— Мы еще посмотрим, кто искуснее! — бормотал он, все более ожесточаясь, и искоса поглядывал на сына.

Ясек, не подозревая о гневе отца, молча возился в кузнице или, подперев голову руками, думал, сидя на лесопильне.

— Думай, думай хоть до страшного суда! Ничего ты не надумаешь, — повторял старик и жаловался людям на сына, такой-де он «думщик и мямля».

Люди смеялись и в глаза сочувствовали старику, что зря потратил он столько труда и времени, стараясь дать сыну «талант в руки», — но работу несли Яську.

И Хыба в душе презирал людей.

— Им бы только пожрать, скотам, — втихомолку ругался он, — одна у них забота — о брюхе, вот и думают, что все такие…

Хыба чувствовал себя гораздо выше соседей, хотя ладил с ними; да что поделаешь, приходится ладить. Но он не мог понять, как это Ясек разговаривает со всякой батрачкой (хотя вообще он немногословен) и иной раз даже отложит работу почтенного хозяина, а уж ей заклепает заступ…

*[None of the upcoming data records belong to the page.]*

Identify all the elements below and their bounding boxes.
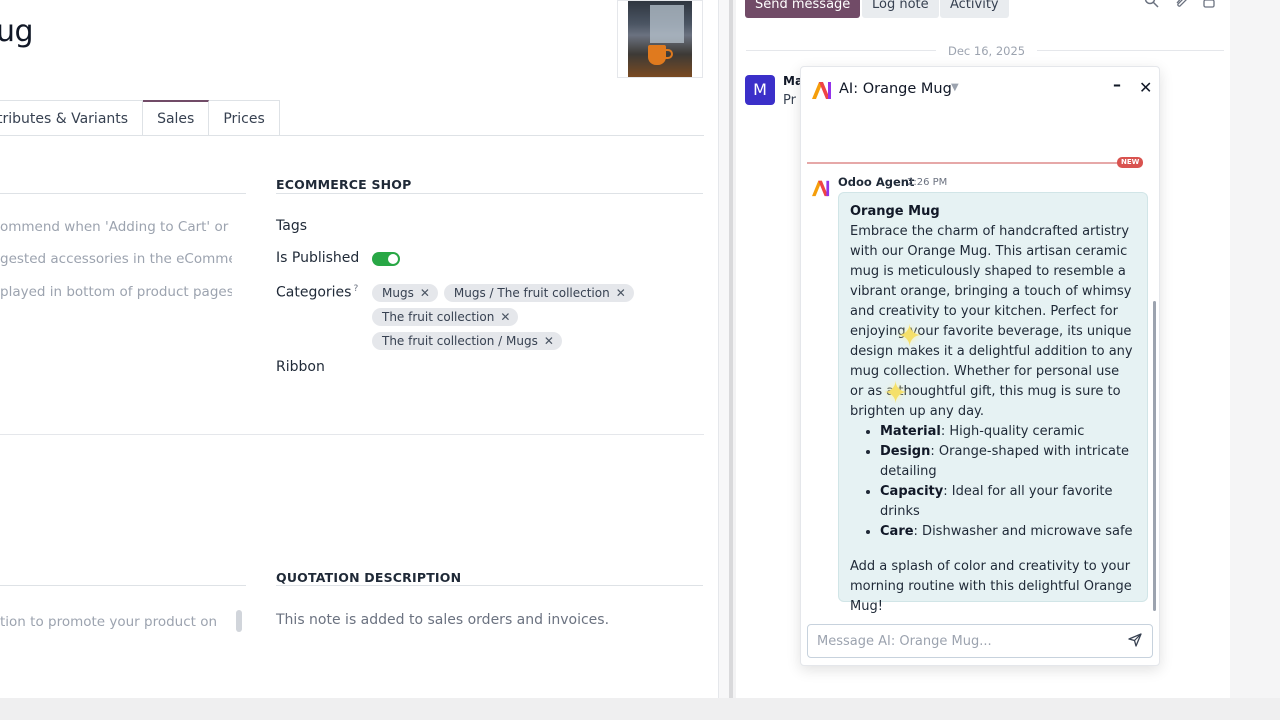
page-margin [1230,0,1280,720]
ai-chat-header[interactable]: AI: Orange Mug ▼ – ✕ [801,67,1159,113]
paperclip-icon[interactable] [1174,0,1190,8]
feature-key: Capacity [880,484,944,499]
feature-key: Material [880,424,941,439]
remove-tag-icon[interactable]: ✕ [420,286,430,300]
message-time: 2:26 PM [907,177,948,188]
message-closing: Add a splash of color and creativity to … [850,559,1132,614]
bottom-pages-help: played in bottom of product pages [0,284,232,300]
list-item: Capacity: Ideal for all your favorite dr… [880,482,1136,522]
remove-tag-icon[interactable]: ✕ [500,310,510,324]
sparkle-icon: ✦ [883,376,909,411]
list-item: Material: High-quality ceramic [880,422,1136,442]
quotation-description-field[interactable]: This note is added to sales orders and i… [276,612,609,628]
message-date: Dec 16, 2025 [936,44,1038,58]
message-title: Orange Mug [850,204,940,219]
activity-button[interactable]: Activity [940,0,1009,18]
ribbon-label: Ribbon [276,359,325,375]
tabs-divider [0,135,704,136]
categories-label-text: Categories [276,284,352,301]
categories-field[interactable]: Mugs ✕ Mugs / The fruit collection ✕ The f… [372,284,702,350]
category-tag: Mugs / The fruit collection ✕ [443,284,634,302]
search-icon[interactable] [1144,0,1160,8]
log-note-button[interactable]: Log note [862,0,939,18]
agent-avatar-icon [812,180,830,197]
is-published-toggle[interactable] [372,252,400,266]
feature-list: Material: High-quality ceramic Design: O… [880,422,1136,542]
feature-value: : High-quality ceramic [940,424,1085,439]
category-tag: The fruit collection / Mugs ✕ [372,332,562,350]
ecommerce-section-title: ECOMMERCE SHOP [276,177,412,192]
category-tag: The fruit collection ✕ [372,308,519,326]
ecommerce-section-divider [276,193,703,194]
ai-chat-title[interactable]: AI: Orange Mug [839,81,952,97]
avatar[interactable]: M [745,75,775,105]
suggested-accessories-help: gested accessories in the eCommer... [0,251,232,267]
message-body: Pr [783,93,796,108]
new-messages-line [807,162,1119,164]
left-section-divider [0,585,246,586]
quotation-section-divider [276,585,703,586]
lock-icon[interactable] [1202,0,1216,8]
chat-scrollbar[interactable] [1153,301,1156,611]
agent-name: Odoo Agent [838,175,915,189]
product-form: ug tributes & Variants Sales Prices ECOM… [0,0,718,698]
remove-tag-icon[interactable]: ✕ [616,286,626,300]
promote-help-text: tion to promote your product on [0,614,218,630]
category-tag-label: Mugs / The fruit collection [453,286,610,300]
new-badge: NEW [1117,157,1144,168]
category-tag-label: Mugs [382,286,414,300]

— Не может он знать больше моего, — утешал себя в таких случаях старик, — а то не стал бы он с кем попало якшаться. Вот Собек — тот не такой, хоть он и не мастер…

И правда, Собек совсем не походил на Яська. Вертопрах он был, каких мало, драчун и забияка, известный на всю деревню. В корчме ни один праздник без него не обходился, а раз был он, то была и драка. Шкура у него продубилась, столько его колотили, но ему все было нипочем. Люди не любили его, но боялись. Он это знал и старался еще больше нагнать страху дикими выходками. Дома он со всеми ссорился. Особенно страдала от него невестка. Некому было за нее заступиться. Ясек все время торчал на лесопильне; спасибо, хоть ночевать приходил в хату…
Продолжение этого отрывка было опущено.